If you don't do it, I'm going to ask you to spit out what you've eaten.

Do you think I'm being a hooligan? This is what belongs to what behavior parents have grace theory. It is also this logic.

Forcing someone to accept a gift that cannot be given up. And then insisting that they are being gracious to someone else.

Forcing someone to appreciate themselves. Forcing someone to repay themselves.

What kind of behavior is that? ------------------------------ What is being gracious? My parents are good to me? So being gracious to me? Then I am good to my parents. Then I'm gracious too. -------------------------- A question a child could reflect on.

---------------- Oh. I've been good to my parents. I'm not so bad to my parents.

I'm not sure if I'm a good parent, but I'm not a bad parent, either.

What's so bad about it?

---------------- I didn't ask for anything from my parents.

So.

This is the first time I've ever seen a woman in the world with a baby.

However, they are always asking for something.

They're the ones who are always asking me for something.

So I fulfill them.

They are the only ones who have done me any favors.

--------------------- I was asked to do well in my studies.

They are the first to be able to do so.

I'm not sure if you're going to be able to do this, but I'm sure you'll be able to.

This is the first time I've ever seen a woman in the world.

And also to rant and rave.

This is a very good idea.

Land. I was scolded.

And then you have to satisfy your parents. It's just like a mountain of kindness.

Only parents can scold me. I can't scold my parents.

I am one of the few good people in the world. Buddha.

Buddha. ---------------- Parents scolding.

Beatings. Enslaving and using me.

Instead, they said they were kind to me. Said they raised me.

What kind of logic is this? This is *** naked fraud. Intimidation.

Like a slave owner. That's what they do to their slaves.

Ranting. Beating.

Slavery used me. And then they say they are kind to me.

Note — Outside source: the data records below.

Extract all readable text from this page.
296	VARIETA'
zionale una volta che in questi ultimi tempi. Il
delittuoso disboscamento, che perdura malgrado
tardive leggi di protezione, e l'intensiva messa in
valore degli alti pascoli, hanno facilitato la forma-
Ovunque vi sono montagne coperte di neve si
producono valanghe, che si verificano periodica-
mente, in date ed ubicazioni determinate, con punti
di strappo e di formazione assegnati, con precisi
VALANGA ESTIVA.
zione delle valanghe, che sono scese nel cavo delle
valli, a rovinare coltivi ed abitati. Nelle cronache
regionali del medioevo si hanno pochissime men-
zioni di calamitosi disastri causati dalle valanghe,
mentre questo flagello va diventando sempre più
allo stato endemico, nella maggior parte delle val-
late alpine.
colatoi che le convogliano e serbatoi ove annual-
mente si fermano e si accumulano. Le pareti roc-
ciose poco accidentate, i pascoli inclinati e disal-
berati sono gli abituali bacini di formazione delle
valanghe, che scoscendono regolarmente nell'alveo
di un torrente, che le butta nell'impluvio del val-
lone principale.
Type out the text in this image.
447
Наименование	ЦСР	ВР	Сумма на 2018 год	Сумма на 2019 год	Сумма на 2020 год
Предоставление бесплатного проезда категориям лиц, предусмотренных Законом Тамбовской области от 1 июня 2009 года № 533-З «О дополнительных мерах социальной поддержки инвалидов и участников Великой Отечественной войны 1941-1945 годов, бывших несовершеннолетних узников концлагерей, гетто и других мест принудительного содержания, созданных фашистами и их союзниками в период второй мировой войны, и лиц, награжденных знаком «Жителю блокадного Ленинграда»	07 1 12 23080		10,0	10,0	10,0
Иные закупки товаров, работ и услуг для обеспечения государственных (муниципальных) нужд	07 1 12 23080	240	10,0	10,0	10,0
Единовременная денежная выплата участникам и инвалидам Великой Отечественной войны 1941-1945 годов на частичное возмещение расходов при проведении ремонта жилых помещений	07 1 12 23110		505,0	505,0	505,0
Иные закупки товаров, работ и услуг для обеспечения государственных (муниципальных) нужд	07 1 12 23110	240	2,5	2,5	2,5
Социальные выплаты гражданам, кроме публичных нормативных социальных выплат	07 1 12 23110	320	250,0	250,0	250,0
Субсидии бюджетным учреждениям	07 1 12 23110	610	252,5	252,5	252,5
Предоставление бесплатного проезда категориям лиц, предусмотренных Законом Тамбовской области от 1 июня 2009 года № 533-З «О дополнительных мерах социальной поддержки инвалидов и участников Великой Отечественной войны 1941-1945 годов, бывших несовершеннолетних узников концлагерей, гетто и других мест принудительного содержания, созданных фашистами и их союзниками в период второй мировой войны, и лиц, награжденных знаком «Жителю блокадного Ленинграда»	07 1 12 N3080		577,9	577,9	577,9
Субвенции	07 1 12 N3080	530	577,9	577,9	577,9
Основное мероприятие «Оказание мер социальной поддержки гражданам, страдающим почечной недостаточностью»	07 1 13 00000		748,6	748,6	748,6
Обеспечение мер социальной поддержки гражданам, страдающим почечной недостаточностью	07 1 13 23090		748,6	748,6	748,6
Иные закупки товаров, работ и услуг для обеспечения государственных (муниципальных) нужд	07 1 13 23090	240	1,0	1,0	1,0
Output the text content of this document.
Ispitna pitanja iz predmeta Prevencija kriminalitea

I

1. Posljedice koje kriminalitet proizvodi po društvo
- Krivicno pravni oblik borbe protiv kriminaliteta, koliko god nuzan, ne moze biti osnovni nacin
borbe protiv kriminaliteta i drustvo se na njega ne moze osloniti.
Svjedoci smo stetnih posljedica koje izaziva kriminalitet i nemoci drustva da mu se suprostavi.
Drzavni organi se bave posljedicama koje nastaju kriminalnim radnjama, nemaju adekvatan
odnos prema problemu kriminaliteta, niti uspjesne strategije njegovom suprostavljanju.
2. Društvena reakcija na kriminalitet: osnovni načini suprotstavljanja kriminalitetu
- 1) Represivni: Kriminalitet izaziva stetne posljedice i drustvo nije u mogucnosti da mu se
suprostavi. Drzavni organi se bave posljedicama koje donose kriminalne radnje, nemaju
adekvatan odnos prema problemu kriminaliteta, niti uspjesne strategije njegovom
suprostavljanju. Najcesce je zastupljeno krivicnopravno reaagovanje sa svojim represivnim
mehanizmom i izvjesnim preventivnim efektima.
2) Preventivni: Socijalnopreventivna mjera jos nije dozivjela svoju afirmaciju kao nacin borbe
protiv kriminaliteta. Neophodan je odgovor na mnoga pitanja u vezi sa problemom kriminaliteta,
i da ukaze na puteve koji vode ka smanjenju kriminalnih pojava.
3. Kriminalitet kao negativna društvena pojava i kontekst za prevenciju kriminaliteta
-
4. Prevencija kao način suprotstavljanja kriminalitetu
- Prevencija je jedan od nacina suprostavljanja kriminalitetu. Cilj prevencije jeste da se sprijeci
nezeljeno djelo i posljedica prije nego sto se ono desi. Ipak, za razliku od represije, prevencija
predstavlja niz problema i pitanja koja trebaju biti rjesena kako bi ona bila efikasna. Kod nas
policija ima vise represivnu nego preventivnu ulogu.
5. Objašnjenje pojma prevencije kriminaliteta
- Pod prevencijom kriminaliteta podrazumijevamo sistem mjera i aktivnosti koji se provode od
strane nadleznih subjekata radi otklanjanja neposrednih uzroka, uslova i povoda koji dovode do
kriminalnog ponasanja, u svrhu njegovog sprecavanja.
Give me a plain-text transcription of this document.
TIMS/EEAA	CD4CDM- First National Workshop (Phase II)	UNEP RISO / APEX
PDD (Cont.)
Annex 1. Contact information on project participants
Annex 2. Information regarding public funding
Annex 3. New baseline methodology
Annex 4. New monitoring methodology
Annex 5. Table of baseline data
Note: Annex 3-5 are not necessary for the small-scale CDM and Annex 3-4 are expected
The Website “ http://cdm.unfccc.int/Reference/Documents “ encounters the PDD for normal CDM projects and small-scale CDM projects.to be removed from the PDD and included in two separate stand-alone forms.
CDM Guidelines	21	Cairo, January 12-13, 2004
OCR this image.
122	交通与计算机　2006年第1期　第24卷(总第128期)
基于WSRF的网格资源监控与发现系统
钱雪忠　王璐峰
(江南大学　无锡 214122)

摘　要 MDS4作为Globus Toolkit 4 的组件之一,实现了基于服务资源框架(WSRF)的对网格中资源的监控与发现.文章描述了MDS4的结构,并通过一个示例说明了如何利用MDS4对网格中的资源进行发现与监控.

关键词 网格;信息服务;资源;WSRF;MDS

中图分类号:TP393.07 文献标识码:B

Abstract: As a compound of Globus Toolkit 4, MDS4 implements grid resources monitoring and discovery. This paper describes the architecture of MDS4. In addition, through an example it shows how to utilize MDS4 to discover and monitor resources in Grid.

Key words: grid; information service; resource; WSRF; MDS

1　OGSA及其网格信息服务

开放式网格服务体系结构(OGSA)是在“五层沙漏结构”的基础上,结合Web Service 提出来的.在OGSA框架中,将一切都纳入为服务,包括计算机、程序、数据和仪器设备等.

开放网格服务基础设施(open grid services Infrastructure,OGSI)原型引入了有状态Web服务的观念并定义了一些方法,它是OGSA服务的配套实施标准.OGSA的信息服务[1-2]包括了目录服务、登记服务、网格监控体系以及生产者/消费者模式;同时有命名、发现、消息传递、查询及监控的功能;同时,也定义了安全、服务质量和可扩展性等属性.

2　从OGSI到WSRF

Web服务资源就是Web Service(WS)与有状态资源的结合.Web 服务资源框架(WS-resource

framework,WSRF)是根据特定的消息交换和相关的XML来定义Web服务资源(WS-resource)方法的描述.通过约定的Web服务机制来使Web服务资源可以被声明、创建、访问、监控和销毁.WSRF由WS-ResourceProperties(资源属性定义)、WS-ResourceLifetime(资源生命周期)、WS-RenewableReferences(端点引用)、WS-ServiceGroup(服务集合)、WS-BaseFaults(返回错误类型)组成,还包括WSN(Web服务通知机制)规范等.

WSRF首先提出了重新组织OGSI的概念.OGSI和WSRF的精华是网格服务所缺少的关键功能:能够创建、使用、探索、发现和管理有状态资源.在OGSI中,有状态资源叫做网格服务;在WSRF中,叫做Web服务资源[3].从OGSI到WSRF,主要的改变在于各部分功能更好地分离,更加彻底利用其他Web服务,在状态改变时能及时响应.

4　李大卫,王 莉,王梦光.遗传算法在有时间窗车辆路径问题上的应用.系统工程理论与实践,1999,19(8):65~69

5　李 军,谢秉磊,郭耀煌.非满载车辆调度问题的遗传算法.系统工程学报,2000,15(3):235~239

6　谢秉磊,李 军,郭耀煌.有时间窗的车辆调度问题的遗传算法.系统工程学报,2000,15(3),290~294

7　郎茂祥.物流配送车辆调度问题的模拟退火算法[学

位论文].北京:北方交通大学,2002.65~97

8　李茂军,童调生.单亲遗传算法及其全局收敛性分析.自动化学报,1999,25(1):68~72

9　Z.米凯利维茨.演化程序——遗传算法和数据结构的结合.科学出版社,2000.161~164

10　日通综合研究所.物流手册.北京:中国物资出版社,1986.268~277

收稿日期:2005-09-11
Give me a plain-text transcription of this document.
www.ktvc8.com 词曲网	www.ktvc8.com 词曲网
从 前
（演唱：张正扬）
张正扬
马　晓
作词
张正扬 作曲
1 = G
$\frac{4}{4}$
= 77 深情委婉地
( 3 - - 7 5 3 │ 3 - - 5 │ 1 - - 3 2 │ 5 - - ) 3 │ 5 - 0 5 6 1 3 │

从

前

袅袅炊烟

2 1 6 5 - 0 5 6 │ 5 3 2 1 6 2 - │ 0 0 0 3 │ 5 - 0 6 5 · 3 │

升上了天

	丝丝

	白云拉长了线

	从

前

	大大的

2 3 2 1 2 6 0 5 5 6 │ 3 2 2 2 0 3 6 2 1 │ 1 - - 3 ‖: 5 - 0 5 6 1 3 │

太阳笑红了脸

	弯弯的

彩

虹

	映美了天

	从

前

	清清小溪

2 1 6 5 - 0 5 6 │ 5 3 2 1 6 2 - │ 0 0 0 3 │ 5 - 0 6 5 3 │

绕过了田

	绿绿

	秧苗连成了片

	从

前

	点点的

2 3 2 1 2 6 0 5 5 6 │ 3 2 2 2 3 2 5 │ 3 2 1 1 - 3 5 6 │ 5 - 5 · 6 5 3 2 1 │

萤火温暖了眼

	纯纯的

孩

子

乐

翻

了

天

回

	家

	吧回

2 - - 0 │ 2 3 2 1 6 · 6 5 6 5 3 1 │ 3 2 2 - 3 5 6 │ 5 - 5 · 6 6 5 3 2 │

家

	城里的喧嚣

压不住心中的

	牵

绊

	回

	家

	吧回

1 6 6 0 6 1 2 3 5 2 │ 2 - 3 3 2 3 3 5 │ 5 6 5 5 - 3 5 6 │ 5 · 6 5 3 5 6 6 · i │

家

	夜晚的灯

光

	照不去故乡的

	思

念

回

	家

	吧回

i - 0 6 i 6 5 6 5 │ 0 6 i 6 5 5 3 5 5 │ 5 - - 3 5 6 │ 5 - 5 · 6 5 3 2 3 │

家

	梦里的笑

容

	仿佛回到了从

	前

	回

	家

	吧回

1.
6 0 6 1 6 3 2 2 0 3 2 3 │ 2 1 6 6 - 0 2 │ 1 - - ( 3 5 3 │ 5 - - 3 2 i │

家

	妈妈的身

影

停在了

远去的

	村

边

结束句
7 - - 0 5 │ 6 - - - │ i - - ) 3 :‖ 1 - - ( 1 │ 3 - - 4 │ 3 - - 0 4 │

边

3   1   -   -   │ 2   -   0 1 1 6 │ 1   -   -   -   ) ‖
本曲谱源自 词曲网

Said they raised me. ------------------ This is not what parents do to their children, is it? This is what a slave owner does to his slaves, right? ---------------- Ranting.

Beat up.

The parents of a child are not the parents of a child.

He wants me to repay him. Loan shark? This is a landlord.

A slave owner. Usury, right? So.

Parental favor theory. Slaveowners were kind to their slaves? I see. ---------------- Oh.

You're being nice to me.

You're being kind to me.

Then I am good to you.

I'm not sure if you're a good person or a good person.

Then it's even three. The first thing you need to do is to get your hands on a new one, and you'll be able to do that. ---------------- buy and sell.

And then said forced justified.

And then you can say that it's justified.

That's it. You don't appreciate it.

No return. You don't give back. You don't overpay.

It's ***. It's just heartless.

So-called filial piety. I don't owe my parents anything.

Parents should raise me. I don't owe it to them.

I don't blame my parents.

The first thing you need to do is to get your hands dirty.